19. yüzyılın sonlarında çoğunluğunu Ermeniler'in oluşturduğu şehrin nüfusu 27 bin civarındaydı. Savaşlar ve kıtlık nedeniyle sürekli azalan bir nüfus seyri izleyen şehrin 1950'deki nüfusu 7.050'ydi. 1955'te 10.888'e, 1965'te 15.687'e, 1970'te 23.058'e yükselmiştir. Aniden yükselişe geçmesinin nedeni il merkezi olması nedeniyle ilçelerden ve özellikle Varto'dan gelen göçlerdir. 1980'de şehir nüfusu 40 bini, 1990'da 45 bini, 2000 de de 67 bini aştı.[3] Bu kadar hızlı nüfus artışının sebebi yine kırsaldan gelen göçtür. 2007 sonunda nüfus 70 bine yaklaşmıştır. Halkının büyük çoğunluğu Kürt'tür. Kentte diğer önemli nüfusu da Türkmenler ve Araplar ve zazalar oluşturur.[k
Ekonomi[değiştir | kaynağı değiştir]
Muş kenti, ekonomik açıdan geri kalmış şehirlerdendir. İklimsel ve coğrafi özellikler sebebiyle ekonomik gelişme gösterememektedir. Muş ilinde sanayi gelişmemiştir. Kent ekonomisinde sanayi ve ticaret tüm sektörün %10'unu, hizmet sektörü ise %70'ini oluşturmaktadır. Merkez köyler de katıldığında hizmet sektörü yerini tarım sektörüne bırakır.

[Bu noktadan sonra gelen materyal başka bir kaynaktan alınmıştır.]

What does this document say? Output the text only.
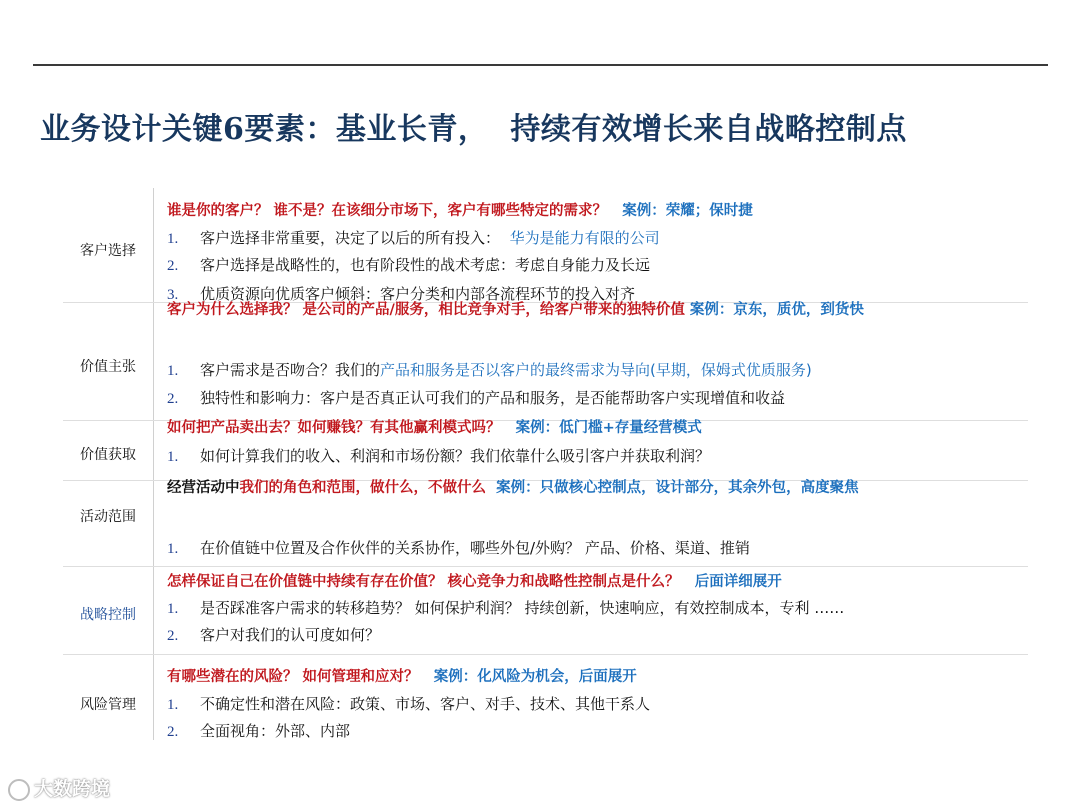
业务设计关键6要素：基业长青， 持续有效增长来自战略控制点
客户选择
谁是你的客户？ 谁不是？在该细分市场下，客户有哪些特定的需求？ 案例：荣耀；保时捷
1. 客户选择非常重要，决定了以后的所有投入： 华为是能力有限的公司
2. 客户选择是战略性的，也有阶段性的战术考虑：考虑自身能力及长远
3. 优质资源向优质客户倾斜：客户分类和内部各流程环节的投入对齐
价值主张
客户为什么选择我？ 是公司的产品/服务，相比竞争对手，给客户带来的独特价值 案例：京东，质优，到货快
1. 客户需求是否吻合？我们的产品和服务是否以客户的最终需求为导向(早期，保姆式优质服务)
2. 独特性和影响力：客户是否真正认可我们的产品和服务，是否能帮助客户实现增值和收益
价值获取
如何把产品卖出去？如何赚钱？有其他赢利模式吗？ 案例：低门槛+存量经营模式
1. 如何计算我们的收入、利润和市场份额？我们依靠什么吸引客户并获取利润？
活动范围
经营活动中我们的角色和范围，做什么，不做什么 案例：只做核心控制点，设计部分，其余外包，高度聚焦
1. 在价值链中位置及合作伙伴的关系协作，哪些外包/外购？ 产品、价格、渠道、推销
战略控制
怎样保证自己在价值链中持续有存在价值？ 核心竞争力和战略性控制点是什么？ 后面详细展开
1. 是否踩准客户需求的转移趋势？ 如何保护利润？ 持续创新，快速响应，有效控制成本，专利 ……
2. 客户对我们的认可度如何？
风险管理
有哪些潜在的风险？ 如何管理和应对？ 案例：化风险为机会，后面展开
1. 不确定性和潜在风险：政策、市场、客户、对手、技术、其他干系人
2. 全面视角：外部、内部
大数跨境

Merkez ilçe genelinde ekonomik yapı temelde tarım ve hayvancılıka dayalıdır ve halkın büyük kısmı kırsal alanda yaşadığı için, merkez ilçe nüfusu düşüktür. Tarım ve hayvancılık da büyük ölçüde geleneksel yöntemlerle yapıldığı için verim çok düşüktür. Muş ovasında yetiştirilen ürünler, şekerpancarı, nohut ve tahıldır. Bunun yanında tütün üretimi de yapılmaktadır.
Muş‘ta kişi başına düşen gelir 578 Dolar’dır. Karasal ve sert bir iklime sahip olan Muş kentinde, hayvancılığa dayalı sanayi geliştirilmesi ve üniversiteye önem verilmesi planlanmaktadır. Ancak hayvancılığın geliştirilmesi ve hayvancılıktan verim alınması için çalışmalar yapılması da gündeme gelmektedir. Kurulan Muş Alparslan Üniversitesi'nin kente canlılık katması beklenmektedir.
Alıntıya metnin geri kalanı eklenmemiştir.